- Donbaleh Rud-e Jonubi Rural District Location within Iran
- Coordinates: 31°30′41″N 50°14′58″E﻿ / ﻿31.51139°N 50.24944°E
- Country: Iran
- Province: Khuzestan
- County: Dezpart
- District: Qarun
- Capital: Bar Aftab-e Fazl

Population (2016)
- • Total: 4,886
- Time zone: UTC+3:30 (IRST)

= Donbaleh Rud-e Jonubi Rural District =

Rural district in Khuzestan province, Iran

Donbaleh Rud-e Jonubi Rural District (دهستان دنباله‌رود جنوبی) is in Qarun District of Dezpart County, Khuzestan province, Iran. Its capital is the village of Bar Aftab-e Fazl.
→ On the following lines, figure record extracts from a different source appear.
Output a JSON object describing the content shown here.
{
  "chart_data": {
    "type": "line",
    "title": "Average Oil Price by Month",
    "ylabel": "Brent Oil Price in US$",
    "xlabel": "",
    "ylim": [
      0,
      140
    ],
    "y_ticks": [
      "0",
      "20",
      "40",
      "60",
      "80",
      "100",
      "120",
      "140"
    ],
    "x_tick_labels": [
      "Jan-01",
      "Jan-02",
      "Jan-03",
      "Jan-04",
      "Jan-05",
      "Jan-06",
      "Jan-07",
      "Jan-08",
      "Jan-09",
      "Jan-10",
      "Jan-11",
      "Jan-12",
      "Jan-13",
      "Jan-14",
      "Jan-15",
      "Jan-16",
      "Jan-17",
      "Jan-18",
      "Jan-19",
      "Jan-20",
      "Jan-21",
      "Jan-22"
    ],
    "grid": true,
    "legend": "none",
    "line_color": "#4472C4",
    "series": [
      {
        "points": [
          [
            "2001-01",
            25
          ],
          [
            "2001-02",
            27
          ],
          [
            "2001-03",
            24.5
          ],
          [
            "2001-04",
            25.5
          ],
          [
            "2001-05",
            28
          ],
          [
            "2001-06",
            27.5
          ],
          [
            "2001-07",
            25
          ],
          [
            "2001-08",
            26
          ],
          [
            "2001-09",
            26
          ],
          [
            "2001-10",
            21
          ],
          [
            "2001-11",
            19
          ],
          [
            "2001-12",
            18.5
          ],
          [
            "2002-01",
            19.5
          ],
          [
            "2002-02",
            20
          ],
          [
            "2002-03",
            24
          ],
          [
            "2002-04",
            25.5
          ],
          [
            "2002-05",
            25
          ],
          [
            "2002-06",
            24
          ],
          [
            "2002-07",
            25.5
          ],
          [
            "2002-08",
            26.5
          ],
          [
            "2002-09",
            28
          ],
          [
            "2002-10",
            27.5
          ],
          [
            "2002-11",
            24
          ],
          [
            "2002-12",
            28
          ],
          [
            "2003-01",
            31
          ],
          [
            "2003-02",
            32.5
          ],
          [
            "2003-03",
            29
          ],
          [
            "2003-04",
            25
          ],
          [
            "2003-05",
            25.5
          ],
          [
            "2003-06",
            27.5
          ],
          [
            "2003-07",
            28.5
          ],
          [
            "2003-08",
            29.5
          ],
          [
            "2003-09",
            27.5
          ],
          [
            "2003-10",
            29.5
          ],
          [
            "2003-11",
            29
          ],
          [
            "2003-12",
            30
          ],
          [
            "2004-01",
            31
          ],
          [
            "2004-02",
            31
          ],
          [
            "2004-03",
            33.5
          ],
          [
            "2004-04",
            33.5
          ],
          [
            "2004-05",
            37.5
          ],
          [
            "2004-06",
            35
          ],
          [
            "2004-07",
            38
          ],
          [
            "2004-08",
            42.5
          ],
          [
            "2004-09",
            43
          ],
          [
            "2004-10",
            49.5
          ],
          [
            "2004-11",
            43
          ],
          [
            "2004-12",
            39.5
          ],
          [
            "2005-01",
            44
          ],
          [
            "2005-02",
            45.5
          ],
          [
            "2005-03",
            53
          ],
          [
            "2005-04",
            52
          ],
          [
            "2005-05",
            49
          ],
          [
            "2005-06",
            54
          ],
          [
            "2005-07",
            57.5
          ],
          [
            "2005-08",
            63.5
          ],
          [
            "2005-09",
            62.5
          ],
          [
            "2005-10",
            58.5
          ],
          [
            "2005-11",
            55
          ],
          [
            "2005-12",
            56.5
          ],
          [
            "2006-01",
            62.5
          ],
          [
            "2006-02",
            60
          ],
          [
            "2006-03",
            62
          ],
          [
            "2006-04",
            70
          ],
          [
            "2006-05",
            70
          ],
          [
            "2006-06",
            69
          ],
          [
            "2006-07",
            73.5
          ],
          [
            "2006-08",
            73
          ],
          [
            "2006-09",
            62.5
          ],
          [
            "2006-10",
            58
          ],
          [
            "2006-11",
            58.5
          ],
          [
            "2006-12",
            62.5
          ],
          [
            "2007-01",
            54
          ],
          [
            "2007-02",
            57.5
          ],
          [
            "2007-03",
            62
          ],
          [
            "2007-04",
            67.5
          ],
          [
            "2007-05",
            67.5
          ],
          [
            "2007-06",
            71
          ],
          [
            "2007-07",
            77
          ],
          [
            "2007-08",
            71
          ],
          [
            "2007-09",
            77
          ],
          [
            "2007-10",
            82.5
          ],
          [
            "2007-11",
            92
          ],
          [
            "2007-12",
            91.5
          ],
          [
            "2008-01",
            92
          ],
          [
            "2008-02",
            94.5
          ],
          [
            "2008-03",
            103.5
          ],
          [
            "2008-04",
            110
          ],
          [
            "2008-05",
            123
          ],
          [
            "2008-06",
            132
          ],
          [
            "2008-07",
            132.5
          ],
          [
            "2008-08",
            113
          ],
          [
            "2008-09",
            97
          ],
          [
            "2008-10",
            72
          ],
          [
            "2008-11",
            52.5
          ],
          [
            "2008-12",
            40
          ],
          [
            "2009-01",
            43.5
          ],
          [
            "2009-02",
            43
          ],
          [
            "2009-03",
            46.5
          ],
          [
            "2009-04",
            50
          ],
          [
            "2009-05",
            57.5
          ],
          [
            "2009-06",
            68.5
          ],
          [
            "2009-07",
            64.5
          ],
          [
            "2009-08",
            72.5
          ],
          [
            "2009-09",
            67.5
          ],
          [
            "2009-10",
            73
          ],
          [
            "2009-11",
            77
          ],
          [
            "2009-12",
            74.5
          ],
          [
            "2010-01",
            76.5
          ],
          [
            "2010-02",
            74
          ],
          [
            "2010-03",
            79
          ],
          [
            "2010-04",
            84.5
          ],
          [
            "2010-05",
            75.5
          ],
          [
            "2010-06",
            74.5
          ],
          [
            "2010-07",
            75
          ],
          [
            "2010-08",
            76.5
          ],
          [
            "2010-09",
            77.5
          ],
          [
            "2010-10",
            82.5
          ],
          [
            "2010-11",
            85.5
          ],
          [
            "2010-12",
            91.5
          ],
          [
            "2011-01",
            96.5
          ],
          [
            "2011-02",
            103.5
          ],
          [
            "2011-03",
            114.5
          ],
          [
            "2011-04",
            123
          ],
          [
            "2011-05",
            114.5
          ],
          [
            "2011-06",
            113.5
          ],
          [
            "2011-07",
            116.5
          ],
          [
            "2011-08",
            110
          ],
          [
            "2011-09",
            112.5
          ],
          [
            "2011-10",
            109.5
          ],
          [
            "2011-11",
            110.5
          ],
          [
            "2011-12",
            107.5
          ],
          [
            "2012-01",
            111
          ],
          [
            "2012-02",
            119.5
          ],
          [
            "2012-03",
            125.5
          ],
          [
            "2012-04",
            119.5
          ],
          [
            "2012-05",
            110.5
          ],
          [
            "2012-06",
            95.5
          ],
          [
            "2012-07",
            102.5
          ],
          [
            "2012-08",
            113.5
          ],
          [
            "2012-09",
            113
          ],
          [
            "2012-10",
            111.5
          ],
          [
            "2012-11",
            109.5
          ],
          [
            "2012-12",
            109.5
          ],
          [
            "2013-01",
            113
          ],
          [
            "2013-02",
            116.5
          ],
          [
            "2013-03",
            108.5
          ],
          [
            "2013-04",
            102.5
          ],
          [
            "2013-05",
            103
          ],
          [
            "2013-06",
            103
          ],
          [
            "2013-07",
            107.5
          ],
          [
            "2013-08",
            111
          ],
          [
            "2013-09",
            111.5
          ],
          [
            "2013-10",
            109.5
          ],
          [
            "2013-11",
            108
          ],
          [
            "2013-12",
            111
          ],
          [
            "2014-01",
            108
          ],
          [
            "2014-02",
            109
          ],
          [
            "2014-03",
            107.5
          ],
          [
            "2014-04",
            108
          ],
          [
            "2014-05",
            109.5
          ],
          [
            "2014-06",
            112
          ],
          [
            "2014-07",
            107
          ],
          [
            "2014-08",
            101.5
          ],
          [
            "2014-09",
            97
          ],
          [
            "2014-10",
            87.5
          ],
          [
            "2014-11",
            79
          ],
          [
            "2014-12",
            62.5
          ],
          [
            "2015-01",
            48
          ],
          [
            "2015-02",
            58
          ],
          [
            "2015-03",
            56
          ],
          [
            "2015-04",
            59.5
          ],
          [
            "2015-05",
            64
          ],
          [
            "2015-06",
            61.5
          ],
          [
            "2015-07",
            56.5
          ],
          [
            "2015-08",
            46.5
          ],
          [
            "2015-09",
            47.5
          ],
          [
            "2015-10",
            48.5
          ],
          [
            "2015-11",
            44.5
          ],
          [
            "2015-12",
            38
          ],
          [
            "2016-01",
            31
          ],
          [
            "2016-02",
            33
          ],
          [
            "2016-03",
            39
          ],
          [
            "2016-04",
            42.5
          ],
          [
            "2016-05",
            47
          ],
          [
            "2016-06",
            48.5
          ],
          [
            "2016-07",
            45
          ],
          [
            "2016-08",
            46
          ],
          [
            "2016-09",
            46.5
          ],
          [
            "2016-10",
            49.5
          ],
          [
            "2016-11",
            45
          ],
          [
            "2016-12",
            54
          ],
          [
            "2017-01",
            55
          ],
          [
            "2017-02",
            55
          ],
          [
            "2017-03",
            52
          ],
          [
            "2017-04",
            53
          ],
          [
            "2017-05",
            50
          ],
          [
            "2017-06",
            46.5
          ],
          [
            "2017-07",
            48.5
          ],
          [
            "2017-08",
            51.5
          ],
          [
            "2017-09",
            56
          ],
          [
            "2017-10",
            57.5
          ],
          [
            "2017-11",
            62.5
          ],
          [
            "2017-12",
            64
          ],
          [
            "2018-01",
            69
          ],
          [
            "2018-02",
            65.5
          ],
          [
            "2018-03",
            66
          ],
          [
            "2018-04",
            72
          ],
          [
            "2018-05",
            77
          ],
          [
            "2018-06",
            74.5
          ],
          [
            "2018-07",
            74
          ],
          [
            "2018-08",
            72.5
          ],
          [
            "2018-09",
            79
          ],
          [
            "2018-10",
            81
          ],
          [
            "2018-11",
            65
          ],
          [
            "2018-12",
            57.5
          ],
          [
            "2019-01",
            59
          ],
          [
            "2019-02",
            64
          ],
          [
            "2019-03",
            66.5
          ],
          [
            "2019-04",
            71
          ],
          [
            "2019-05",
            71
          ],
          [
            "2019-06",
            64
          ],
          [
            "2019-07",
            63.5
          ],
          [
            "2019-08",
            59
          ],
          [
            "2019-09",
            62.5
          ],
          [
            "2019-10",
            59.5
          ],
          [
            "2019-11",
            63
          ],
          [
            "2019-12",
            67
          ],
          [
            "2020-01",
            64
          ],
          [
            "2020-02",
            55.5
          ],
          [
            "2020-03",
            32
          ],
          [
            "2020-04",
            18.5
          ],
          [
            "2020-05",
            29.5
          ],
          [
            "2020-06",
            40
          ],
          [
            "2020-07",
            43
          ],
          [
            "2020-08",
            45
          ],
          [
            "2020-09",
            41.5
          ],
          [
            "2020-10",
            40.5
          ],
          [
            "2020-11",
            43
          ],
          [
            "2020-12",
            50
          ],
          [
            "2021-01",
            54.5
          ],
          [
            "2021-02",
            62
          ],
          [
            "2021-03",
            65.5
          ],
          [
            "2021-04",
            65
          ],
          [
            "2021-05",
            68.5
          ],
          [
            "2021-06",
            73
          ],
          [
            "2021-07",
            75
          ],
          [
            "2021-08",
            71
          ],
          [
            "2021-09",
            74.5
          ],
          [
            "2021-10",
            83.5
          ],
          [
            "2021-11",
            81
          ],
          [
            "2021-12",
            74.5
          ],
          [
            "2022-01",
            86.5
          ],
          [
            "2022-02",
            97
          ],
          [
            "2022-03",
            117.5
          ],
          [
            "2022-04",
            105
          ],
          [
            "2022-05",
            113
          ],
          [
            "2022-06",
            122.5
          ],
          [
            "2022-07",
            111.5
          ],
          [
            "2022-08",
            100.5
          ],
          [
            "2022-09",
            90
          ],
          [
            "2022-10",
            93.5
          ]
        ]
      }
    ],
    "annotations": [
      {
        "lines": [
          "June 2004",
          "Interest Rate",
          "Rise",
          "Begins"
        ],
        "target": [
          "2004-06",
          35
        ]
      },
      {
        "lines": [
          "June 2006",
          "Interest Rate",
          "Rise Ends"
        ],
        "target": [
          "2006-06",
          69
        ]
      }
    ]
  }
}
The previous capital of the rural district was the village of Deh Now-ye Kizavak, which was absorbed into the village of Mallah.

==Demographics==
===Population===
At the time of the 2006 National Census, the rural district's population (as part of Dehdez District (Note: Renamed the Central District of Dezpart County) of Izeh County) was 6,908 in 1,261 households. There were 5,920 inhabitants in 1,267 households at the following census of 2011. The 2016 census measured the population of the rural district as 4,886 in 1,181 households. The most populous of its 38 villages was Chaman, with 567 people.

In 2021, the district was separated from the county in the establishment of Dezpart County and renamed the Central District. The rural district was separated from the district in the formation of Qarun District.